Они молча пошли по сырым и тёмным сеням. Голицына бpала оторопь. Ещё несколько мгновений, и – он знал это наверно – Милославский покинет его, оставив наедине с царевной. Нужно будет снова, как вчера, как третьего дня, как долгие уже месяцы, придумывать какие-то ласковые слова о любви, целовать её волосатое, изрытое угрями и оспой лицо, обнимать дряблое, всегда пахнущее едким, как запах псины, потом тело.

Приоткрыв дверь, Иван Михайлович пропустил князя первым в светлицу царевны.

У Голицына точно гора свалилась с плеч: подле Софьи на полу сидела Родимица.

На поклон князя Софья ответила глубоким, по монастырскому чину, поклоном и обдала его восхищённым взглядом, чего он, как часто бывало с ним, не выдержал и уже от души приложился к её руке.
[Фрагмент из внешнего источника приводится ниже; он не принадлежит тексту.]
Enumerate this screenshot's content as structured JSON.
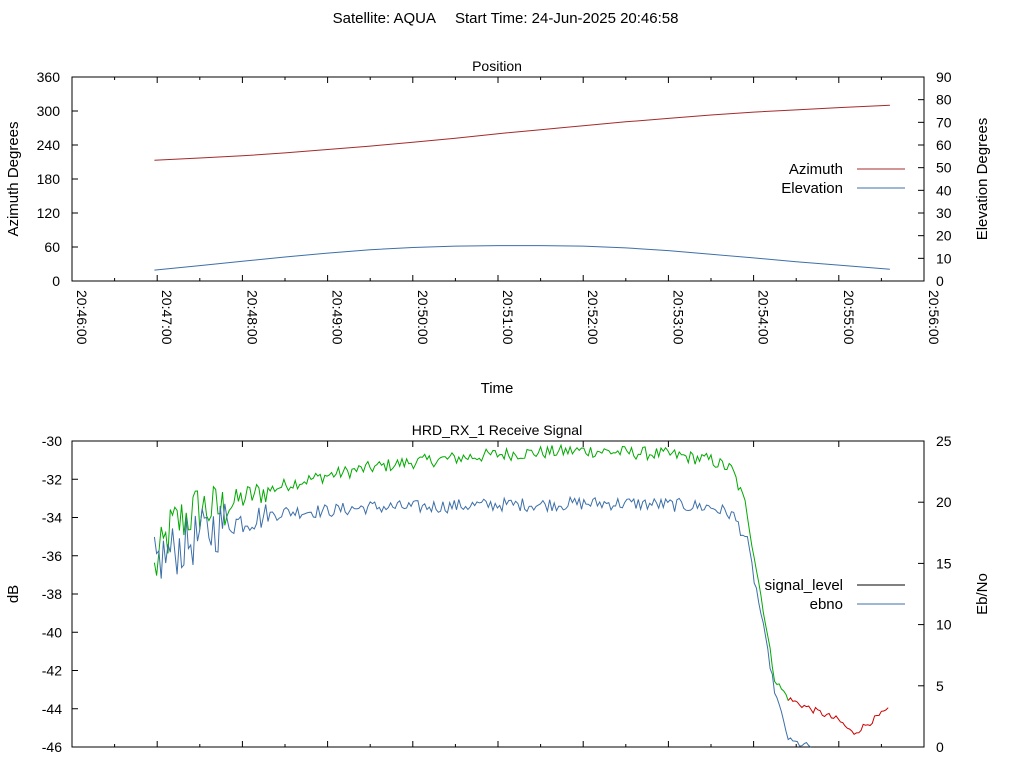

– Ба! И Родимица тут ужо! Нуте-ко, шествуй за мной! Выкладывай вести! – обрадовался Милославский и увёл постельницу в соседний терем.

Софья плотно прикрыла дверь…

– Гоже ли так? – спросила она, неуверенно оглядевшись.

– Как, царевна?

– Так вот: с тобой нам вдвоём оставаться.

Голицын развёл руками.

– Ежели дозорных соромишься, так и неведомо им, что мы тут одни. Шествовал я к тебе не один, а с боярином.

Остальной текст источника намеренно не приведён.